The uart have to be low power compliant. Ex lpuart.

fpistm commented 6 months ago

Extract from L476 ref man Screenshot_20240217_132933_Drive

fpistm commented 6 months ago

Will chech deeply next week

fpistm commented 6 months ago

Hi @Yannick-Marietti I've tested and it works as expected using UART4 defined manually. image

Just for information about deepsleep and wakeup from serial feature. If the Serial is a LPUART then mcu will go in stop 2 mode, if not the stop mode 1 is used to be able to wake up. See datasheet: image With default Serial of the Nucleo L476RG, Serial is USART2 so STOP1 mode is used same if we use UART4.

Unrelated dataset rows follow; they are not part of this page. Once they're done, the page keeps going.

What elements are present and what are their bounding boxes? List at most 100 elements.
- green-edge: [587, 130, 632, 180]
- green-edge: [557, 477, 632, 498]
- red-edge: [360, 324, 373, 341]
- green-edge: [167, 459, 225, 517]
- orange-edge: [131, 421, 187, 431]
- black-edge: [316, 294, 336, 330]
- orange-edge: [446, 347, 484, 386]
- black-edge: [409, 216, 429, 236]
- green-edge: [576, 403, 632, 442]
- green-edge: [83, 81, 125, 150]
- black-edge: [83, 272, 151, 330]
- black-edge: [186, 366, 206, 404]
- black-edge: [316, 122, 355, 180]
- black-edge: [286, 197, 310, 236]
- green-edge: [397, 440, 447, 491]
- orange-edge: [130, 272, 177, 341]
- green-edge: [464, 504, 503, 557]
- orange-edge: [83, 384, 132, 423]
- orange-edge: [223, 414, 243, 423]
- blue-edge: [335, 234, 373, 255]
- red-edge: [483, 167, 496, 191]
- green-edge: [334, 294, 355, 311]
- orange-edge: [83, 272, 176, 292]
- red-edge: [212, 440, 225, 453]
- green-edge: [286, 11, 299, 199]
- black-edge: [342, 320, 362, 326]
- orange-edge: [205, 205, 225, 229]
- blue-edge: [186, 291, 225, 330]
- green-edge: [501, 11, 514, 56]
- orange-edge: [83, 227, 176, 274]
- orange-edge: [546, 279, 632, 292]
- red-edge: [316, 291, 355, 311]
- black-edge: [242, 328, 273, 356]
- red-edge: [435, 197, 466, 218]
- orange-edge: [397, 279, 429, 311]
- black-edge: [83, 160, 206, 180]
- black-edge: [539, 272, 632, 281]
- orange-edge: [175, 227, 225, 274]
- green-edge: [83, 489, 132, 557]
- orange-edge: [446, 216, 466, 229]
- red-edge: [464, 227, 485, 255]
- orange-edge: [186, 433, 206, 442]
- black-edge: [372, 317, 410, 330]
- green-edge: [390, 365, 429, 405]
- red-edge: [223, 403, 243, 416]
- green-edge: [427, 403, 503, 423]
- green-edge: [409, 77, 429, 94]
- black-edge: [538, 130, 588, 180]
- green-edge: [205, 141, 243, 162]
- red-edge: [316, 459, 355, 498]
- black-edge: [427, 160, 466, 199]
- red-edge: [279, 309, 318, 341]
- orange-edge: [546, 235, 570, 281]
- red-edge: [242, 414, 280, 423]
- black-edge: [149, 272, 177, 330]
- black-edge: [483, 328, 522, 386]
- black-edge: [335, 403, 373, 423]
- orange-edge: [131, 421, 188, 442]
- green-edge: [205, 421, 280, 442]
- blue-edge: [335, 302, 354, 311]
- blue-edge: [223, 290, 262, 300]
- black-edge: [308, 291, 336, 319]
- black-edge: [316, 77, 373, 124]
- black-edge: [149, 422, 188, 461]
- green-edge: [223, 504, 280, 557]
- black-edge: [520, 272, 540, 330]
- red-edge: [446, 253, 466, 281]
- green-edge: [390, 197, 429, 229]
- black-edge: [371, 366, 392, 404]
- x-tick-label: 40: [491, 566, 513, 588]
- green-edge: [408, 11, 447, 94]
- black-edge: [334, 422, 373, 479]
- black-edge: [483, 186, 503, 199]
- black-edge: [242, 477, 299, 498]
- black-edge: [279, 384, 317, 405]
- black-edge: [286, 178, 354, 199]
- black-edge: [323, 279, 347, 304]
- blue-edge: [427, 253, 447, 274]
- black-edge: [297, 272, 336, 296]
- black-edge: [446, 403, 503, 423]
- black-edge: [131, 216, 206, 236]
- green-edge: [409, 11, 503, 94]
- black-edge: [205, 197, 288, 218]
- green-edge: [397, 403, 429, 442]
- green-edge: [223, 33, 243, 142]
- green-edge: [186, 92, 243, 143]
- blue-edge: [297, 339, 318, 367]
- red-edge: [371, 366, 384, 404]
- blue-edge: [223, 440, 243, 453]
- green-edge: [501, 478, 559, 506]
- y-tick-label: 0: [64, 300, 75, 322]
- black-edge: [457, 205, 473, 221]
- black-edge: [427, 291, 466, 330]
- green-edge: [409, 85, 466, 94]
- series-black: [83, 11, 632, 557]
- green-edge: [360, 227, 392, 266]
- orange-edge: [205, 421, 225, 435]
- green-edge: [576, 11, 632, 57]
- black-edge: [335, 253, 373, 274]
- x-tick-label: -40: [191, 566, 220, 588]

Sketch used to test with Nucleo L476RG: ```C++ /* SerialDeepSleep This sketch demonstrates the usage of Serial Interrupts to wakeup a chip in deep sleep mode. This sketch is compatible only with board supporting uart peripheral in stop mode. This example code is in the public domain. */ #include "STM32LowPower.h" HardwareSerial mySerial(A1, A0); // Declare it volatile since it's incremented inside an interrupt volatile int wakeup_counter = 0; void setup() { Serial.begin(9600); mySerial.begin(9600); // initialize digital pin LED_BUILTIN as an output. pinMode(LED_BUILTIN, OUTPUT); // Configure low power LowPower.begin(); // Enable UART in Low Power mode wakeup source LowPower.enableWakeupFrom(&mySerial, SerialWakeup); Serial.println("Start deep sleep wakeup from mySerial UART4"); } void loop() { digitalWrite(LED_BUILTIN, HIGH); delay(500); digitalWrite(LED_BUILTIN, LOW); delay(500); // Triggers an infinite deep sleep // (the device will be woken up only by the registered wakeup sources) // The power consumption of the chip will drop consistently LowPower.deepSleep(); Serial.print(wakeup_counter); Serial.println(" wake up"); // Empty Serial Rx while (mySerial.available()) { char c = mySerial.read(); Serial.print(c); } Serial.println(); } void SerialWakeup() { // This function will be called once on device wakeup // You can do some little operations here (like changing variables // which will be used in the loop) // Remember to avoid calling delay() and long running functions // since this functions executes in interrupt context wakeup_counter++; } ```

Result from Serial monitor: image

Result from mySerial monitor: image

Yannick-Marietti commented 6 months ago

The uart have to be low power compliant. Ex lpuart.

Thank you very much !

Clear, so we should avoid LPUARTs using LowPower.enableWakeupFrom(...) as wake-up won't work.

=> I just found my error coming back to my different codes ! I stupidly omitted the LoRa_Serial.begin() ... Copy-paste is a trap :)

Sorry for the time lost and thanks for the clarification about LPUART.